Advisory Group have also seconded this statement, pointing out that the region's real estate sector will re-adjust and become a market driven by demand, where need and customer preferences, as opposed to greed from frenzied speculators, will determine market prices.
On this basis, even though the overall price declines are set to continue across most real estate assets in 2009, developers that deliver on the quality they promised will be rewarded, while lower quality units will face the deepest price reductions. An average assumption by leading real estate advisory groups is that sale prices are likely to fall on average by 20% for apartments and 35% for offices. Villa prices, on the other hand, are likely to remain fairly stable.
Stagnating income levels in Dubai, driven by a hurting economy, mean that increased liquidity and widely accessible lending will be the key factors determining how and at what point the region's property market will be back on the ‘road to recovery.’

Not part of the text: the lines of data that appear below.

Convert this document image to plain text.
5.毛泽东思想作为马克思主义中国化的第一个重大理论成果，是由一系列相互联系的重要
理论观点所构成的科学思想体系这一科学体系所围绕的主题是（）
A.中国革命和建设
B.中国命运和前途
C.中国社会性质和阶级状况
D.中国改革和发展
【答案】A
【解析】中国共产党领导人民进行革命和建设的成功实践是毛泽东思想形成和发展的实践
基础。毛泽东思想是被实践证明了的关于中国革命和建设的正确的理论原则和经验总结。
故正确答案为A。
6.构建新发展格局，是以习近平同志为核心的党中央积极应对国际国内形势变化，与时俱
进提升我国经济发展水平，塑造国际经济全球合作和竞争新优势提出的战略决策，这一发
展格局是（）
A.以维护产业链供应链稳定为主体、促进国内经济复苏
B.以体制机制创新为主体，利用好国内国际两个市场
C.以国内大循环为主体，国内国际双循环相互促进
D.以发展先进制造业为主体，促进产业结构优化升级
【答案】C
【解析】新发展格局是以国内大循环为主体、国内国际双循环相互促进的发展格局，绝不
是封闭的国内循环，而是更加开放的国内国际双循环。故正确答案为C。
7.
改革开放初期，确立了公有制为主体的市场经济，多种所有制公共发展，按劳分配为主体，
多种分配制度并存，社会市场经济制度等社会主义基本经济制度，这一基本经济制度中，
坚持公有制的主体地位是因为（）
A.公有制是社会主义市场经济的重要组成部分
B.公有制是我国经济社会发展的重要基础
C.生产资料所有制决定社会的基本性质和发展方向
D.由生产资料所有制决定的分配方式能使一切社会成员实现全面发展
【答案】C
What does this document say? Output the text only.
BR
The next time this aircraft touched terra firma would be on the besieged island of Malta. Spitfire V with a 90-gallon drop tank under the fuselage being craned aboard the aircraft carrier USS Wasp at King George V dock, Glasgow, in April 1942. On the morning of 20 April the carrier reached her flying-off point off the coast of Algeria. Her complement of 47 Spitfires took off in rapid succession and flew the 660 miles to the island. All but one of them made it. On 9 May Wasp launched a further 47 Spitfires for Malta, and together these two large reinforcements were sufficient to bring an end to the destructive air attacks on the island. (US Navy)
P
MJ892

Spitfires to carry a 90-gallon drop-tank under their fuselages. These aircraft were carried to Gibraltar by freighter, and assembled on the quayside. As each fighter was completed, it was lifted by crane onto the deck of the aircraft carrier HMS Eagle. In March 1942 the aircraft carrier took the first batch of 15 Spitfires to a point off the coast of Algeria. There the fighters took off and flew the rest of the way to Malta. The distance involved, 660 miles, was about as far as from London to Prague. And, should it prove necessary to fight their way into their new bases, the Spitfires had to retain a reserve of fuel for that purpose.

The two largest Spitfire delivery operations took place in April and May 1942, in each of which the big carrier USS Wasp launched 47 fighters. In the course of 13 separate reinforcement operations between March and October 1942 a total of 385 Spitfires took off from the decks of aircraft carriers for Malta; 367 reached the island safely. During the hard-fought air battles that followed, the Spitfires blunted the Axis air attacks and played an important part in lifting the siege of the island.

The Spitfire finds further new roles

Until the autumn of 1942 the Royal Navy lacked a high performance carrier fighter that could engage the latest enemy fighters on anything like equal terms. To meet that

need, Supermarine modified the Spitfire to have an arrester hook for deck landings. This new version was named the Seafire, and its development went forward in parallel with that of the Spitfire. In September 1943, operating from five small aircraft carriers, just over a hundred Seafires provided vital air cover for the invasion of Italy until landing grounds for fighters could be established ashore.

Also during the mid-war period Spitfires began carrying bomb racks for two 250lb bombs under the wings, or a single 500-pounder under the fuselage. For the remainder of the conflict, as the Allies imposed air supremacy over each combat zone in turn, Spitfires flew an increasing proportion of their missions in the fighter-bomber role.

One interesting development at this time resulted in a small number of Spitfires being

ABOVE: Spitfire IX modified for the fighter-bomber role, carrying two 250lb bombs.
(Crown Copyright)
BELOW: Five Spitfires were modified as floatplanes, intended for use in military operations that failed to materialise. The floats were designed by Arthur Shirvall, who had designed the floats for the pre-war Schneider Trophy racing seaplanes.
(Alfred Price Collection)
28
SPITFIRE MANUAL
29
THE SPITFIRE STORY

Maintenance fees are a real cost to investors and one, which unfortunately, many buyers have over looked during the frenzied buying activities of recent years. The ‘double-hit’ to buyers of lower quality units is the fact that maintenance fees and other hidden costs will mount up as the common areas constantly require up-keep and replacements. The disappointment at having been quoted low anticipated maintenance fees by over zealous sales consultants will be rife amongst this investor segment, once the real costs become clear.
At the other end of the market, however, the higher quality units, usually sold by higher quality sales people which a more realistic approach, will be likely to stick within the forecasted maintenance fee estimates.
The Arabian Ranches provides a real life case of true quality prevailing. On final delivery of the early phases, prices rocketed. This was not merely due to the supply/demand equation but was more down to fact that buyers could see, touch and physically experience the quality of the villas. Once they then compared the quality to other ‘ready properties’ the buyers were more prepared to pay a higher price than for inferior quality. This was a very telling period when one considers that investors were paying equal prices off–plan for other villa projects at the same time as the Arabian Ranches project was an off-plan investment.
In summary, this real estate correction has highlighted that an investor serious about a sustained investment which can survive high and low points in the world economy cannot compromise on one particular investment criterion, quality.